By Malena Castaldi and Felipe Llambias
MONTEVIDEO May 21 (Reuters) - Uruguay's main economic problem is high inflation, and policymakers will continue to use interest rates and bank reserve requirements to bring it under control, Vice President Danilo Astori said on Tuesday.
Consumer prices in the small South American country rose 8.14 percent in the 12 months through April, far outside the country's official annual target range of 4 to 6 percent.
"It is the main macroeconomic problem of Uruguay," Astori told the Reuters Latin America Investment Summit. "But we cannot be distracted at all, we have to keep the target range between 4 and 6 percent, and that's what we're doing"
The economy grew 3.9 percent in 2012 after rising 6.5 percent in 2011. Despite slower growth, consumer prices remain a concern for policymakers.
The central bank raised its benchmark interest rate by 25 basis points to 9.25 percent in December and then held it there in March, when it raised marginal reserve requirements on local and foreign currency deposits.
Banks in the country have to abide by a marginal reserve requirement of 25 percent for deposits in Uruguayan pesos, up from an earlier 20 percent. The requirement for foreign currency rose at the start of April to 45 percent from 40 percent.

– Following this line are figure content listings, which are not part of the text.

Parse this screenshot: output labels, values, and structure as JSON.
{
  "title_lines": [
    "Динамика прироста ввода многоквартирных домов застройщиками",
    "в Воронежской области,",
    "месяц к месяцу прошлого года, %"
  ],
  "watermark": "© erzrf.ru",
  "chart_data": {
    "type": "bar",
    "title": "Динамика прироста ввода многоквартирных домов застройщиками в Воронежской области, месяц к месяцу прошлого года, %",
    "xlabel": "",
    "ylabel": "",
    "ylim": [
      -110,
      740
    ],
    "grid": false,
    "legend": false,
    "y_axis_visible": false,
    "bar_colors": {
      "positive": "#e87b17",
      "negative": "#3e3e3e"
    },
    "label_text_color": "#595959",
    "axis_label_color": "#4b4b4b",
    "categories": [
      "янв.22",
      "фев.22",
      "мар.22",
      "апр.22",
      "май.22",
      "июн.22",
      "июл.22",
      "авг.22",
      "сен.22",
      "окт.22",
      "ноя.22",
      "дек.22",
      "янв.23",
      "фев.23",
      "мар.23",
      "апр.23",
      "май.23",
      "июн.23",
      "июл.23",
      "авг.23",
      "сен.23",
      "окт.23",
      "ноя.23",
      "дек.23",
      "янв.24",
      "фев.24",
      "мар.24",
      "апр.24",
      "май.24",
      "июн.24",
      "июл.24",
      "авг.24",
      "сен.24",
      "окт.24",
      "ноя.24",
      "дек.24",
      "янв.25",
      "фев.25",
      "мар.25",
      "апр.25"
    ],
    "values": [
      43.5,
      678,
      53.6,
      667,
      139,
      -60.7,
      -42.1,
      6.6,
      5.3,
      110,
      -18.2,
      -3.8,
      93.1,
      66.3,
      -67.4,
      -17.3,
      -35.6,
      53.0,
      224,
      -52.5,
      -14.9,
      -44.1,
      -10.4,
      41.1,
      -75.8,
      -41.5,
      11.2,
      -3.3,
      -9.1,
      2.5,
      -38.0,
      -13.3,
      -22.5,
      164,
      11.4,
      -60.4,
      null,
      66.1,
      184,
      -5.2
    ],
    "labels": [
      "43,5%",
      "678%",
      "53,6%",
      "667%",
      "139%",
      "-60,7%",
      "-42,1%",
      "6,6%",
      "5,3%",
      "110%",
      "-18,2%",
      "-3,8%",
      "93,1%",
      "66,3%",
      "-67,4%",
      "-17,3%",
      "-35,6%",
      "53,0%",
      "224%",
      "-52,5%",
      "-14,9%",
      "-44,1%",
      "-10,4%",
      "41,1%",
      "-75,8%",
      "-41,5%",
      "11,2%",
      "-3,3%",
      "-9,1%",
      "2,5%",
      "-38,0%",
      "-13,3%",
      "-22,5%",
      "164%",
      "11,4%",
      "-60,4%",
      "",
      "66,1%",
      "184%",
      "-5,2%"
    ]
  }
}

"We do not have any planned policy changes on the table, but we will be monitoring developments," Astori said. "We trust in the sustainability of the measures we are taking and believe they will give positive results over time."
Uruguay's marginal reserve requirements refers to the growth of deposits since April 2011, when the central bank introduced the scheme to expand its monetary policy tools.